Opening proceedings strongly, first track Bauhaus Staircase was not only title track, but also first single release. Very quickly the song progresses to full immersive synths hammering a beat that drives to the zenith of the track – higher pitch, euphoric synths giving an ecclesiastical feel – “revolution comes again” providing poignant vocals in this moment of synth reverence, and this is swiftly followed by Anthropocene, which also quickly gets into stride. Heavy on the synths once more, the song has a very pulsing, driving tempo. The vocals, which have an auto-tuned, synthetic quality, take somewhat of a backseat again against the synths… however, they complement the track extremely well.
Look at You Now slows down the tempo, with soaring synths and almost operatic notes weaved through this uplifting offering, and is followed by synth-pop offering G.E.M. with an almost 16-bit video game quality to the track. The lyrics of Where We Started take centre stage for a change, brimming with positivity and optimism, and this leads to the most recent single Veruschka, another down tempo track, with long gliding synth notes and akin to some of the classic 80s OMD slow movers.

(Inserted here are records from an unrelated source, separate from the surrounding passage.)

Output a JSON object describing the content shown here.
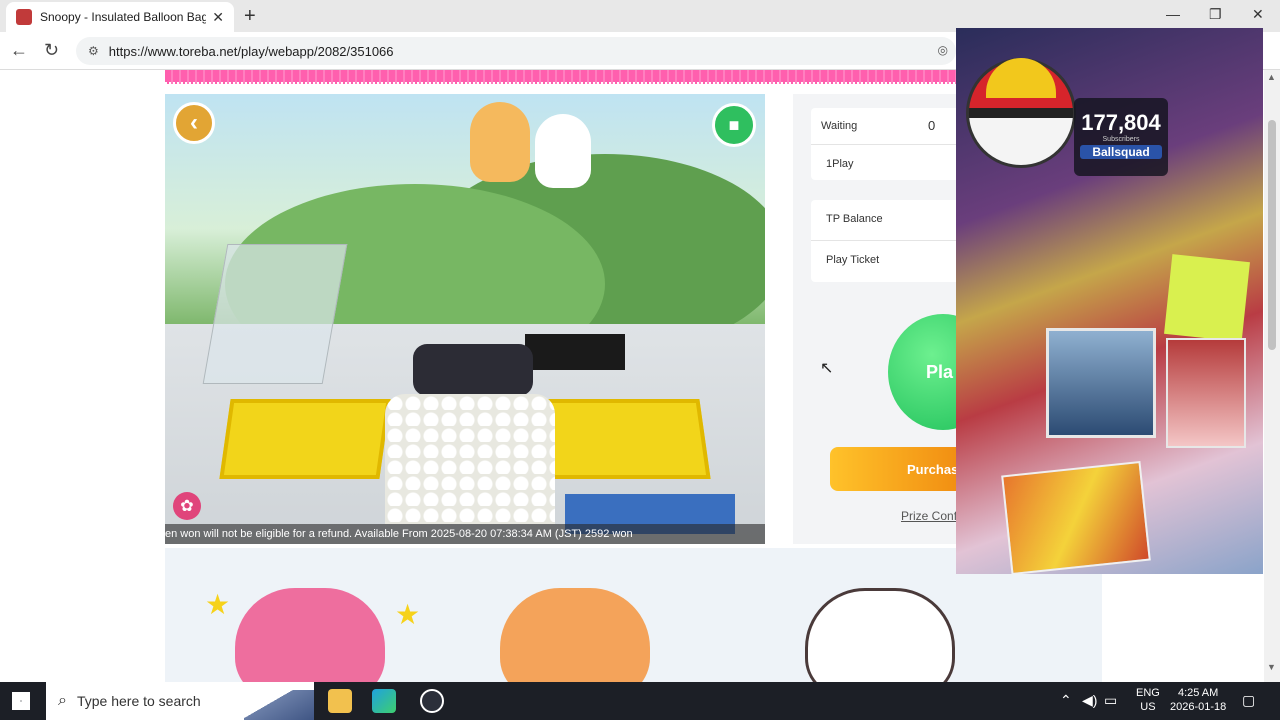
{
  "browser": {
    "tab_title": "Snoopy - Insulated Balloon Bag S",
    "tab_close": "✕",
    "new_tab": "+",
    "url": "https://www.toreba.net/play/webapp/2082/351066",
    "window_controls": {
      "minimize": "—",
      "maximize": "❐",
      "close": "✕"
    }
  },
  "game": {
    "ticker_text": "en won will not be eligible for a refund. Available From 2025-08-20 07:38:34 AM (JST) 2592 won"
  },
  "panel": {
    "waiting_label": "Waiting",
    "waiting_value": "0",
    "oneplay_label": "1Play",
    "tp_balance_label": "TP Balance",
    "play_ticket_label": "Play Ticket",
    "play_button": "Pla",
    "purchase_button": "Purchas",
    "prize_link": "Prize Confi"
  },
  "overlay": {
    "subscriber_count": "177,804",
    "subscriber_label": "Subscribers",
    "channel_name": "Ballsquad"
  },
  "taskbar": {
    "search_placeholder": "Type here to search",
    "lang_top": "ENG",
    "lang_bottom": "US",
    "time": "4:25 AM",
    "date": "2026-01-18"
  },
  "icons": {
    "back": "arrow-left-icon",
    "reload": "reload-icon",
    "site_info": "site-info-icon",
    "tracking": "eye-off-icon",
    "game_back": "chevron-left-icon",
    "camera": "camera-switch-icon",
    "settings": "gear-icon"
  },
  "colors": {
    "pink_accent": "#ff5fae",
    "play_green": "#1fc05a",
    "purchase_orange": "#f08a10",
    "back_button": "#e2a534",
    "settings_pink": "#e0457b"
  }
}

Slow Train, the second single release, has been referenced as being Goldfrapp-inspired, and it’s immediately obvious in its similarity to Goldfrapp’s monster hit Train. Hints of T. Rex vocally, this track is so different to the others on the album, but it’s absolutely wonderful. Don’t Go is up next, with more than a suggestion of Yazoo’s Only You to the initial melody – the track grows into a positive, tuneful piece of synth-pop mastery. This is starkly contrasted by Kleptocracy, which is a politically charged track, with not-so-thinly veiled criticisms of political & economic corruption amongst global institutions & nation states.
In Aphrodite’s Favourite Child, I feel a sense of nostalgia with what I consider to be the bands most 1980s track of the album – this tune wouldn’t look out of place on the soundtrack of a Bratpack movie! In a return to the vibe of the early tracks of the album, Evolution of Species provides an ecological edge – beautiful synth vocals, mixed in with vocal direct from an educational video you’d watched in secondary school biology. Rounding off “Bauhaus Staircase” is Healing, a positive, atmospheric track with almost chorale quality – a reverent ending to the LP.
OMD have left a lasting impact on the electronic music genre, with a legacy of innovative and influential music, and Bauhaus Staircase is a fine addition to their portfolio. Whilst distinctively ‘OMD’, this is certainly more electronic than previous offerings (if that’s possible), and is often Kraftwerk-esque, but with some bouncier, more pop-like tones than the uber-synth masters. Andy McClusky was cognisant that with this album OMD were trying to avoid sounding like a “sad pastiche of yourself” – I think they’ve succeeded.